Funny Woman, on the other hand, makes no such pretence. It’s clearly a comedy drama not a sitcom, however, it is funny. Funnier than many so called current sitcoms. It’s a comedy drama that makes good viewing, delivers a reasonable laugh count, and leaves you wanting more. Which is exactly the purpose of the finale which is surely going to become the springboard for season 2.
This TV adaptation of Nick Hornby’s novel could easily have been entitled The Marvellous Miss Parker such is the obvious quality comparison with Mrs Maisel. But Hornby wrote the book before Mrs Maisel was a glint in Amy Sherman-Palladino’s eye and Morwenna Bank’s excellent script is very British.
Gemma Arterton stars as Barbara Parker who journeys from hand rolling seaside rock in her father’s factory, in Blackpool, to comedy superstar. It’s the height of the swinging 60s and Barbara, a Lucille Ball wannabe, has just been crowned Miss Blackpool – but surely there’s got to be more to life than being a beauty queen and settling down with the local butcher in a seaside town. She wants to be… someone. The bright lights of London are calling, and our determined heroine sets off to find out who that someone is.
However, after a series of setbacks Barbara finds herself in unfamiliar territory – an audition for a TV comedy show. Barbara’s uncompromising northern wit proves to be the X factor that the show has been missing. Overcoming resistance from the establishment she gets the part and becomes part of a ground-breaking new sitcom, Jim and Barbara.
Being a woman in a largely male environment has its challenges, but Barbara re-defines the prevailing attitude to funny women and in the process, reinvents herself.
Jim and Barbara, leaning heavily on the US sitcom, I Love Lucy, becomes a huge hit with the viewing public, reflecting, as it does, the humour of the time.
Gemma Arterton is brilliant: a shoe-in for a BAFTA nomination for best actress in a comedy as Barbara Parker/Sophie Straw.

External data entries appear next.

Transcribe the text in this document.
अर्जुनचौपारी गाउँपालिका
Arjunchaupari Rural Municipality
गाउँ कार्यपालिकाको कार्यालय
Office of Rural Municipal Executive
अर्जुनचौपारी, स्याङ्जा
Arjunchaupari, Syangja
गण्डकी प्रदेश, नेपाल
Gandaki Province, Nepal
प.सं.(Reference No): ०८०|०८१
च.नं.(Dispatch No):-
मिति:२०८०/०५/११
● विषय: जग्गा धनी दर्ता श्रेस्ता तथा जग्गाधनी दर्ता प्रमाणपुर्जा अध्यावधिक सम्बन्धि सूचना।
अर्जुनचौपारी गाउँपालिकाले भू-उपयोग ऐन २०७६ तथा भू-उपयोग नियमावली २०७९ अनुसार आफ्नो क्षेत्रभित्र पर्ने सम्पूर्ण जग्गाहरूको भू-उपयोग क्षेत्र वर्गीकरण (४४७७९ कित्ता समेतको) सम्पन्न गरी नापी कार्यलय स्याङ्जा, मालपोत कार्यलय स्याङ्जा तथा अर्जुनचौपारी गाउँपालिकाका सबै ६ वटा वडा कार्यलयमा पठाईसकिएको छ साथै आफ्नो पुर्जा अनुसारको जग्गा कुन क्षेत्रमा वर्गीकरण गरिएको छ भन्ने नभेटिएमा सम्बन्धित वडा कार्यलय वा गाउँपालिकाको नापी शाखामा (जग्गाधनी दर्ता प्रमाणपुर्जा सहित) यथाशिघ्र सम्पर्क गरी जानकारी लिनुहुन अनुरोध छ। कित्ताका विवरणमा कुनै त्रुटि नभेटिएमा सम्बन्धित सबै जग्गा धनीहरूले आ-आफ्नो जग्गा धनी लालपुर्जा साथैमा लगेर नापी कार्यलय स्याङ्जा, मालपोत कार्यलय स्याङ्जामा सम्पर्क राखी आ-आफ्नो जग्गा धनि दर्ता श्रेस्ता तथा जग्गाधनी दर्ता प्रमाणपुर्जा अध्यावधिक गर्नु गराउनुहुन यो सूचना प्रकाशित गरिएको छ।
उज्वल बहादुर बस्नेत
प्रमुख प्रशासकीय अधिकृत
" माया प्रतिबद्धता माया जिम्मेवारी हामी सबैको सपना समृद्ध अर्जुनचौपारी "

The character though is something of a chameleon. Fluctuating from naïve ‘Northern lass’ one minute to being seduced by the trappings of success the next. Her journey is one of self- discovery, feminism, and survival against a backdrop of growing racism.
Kelly Valentine Hendry should be congratulated on putting together a superb cast all of whom deliver on the money under Oliver Parker’s direction, including Rupert Everett, channelling an amalgam of Hugh Griffiths and Alastair Sim as the somewhat seedy theatrical agent, Brian Debenham.
You can binge all six episodes but preferably take your time, savour them like a six-course gourmet meal. Funny Woman is excellent television.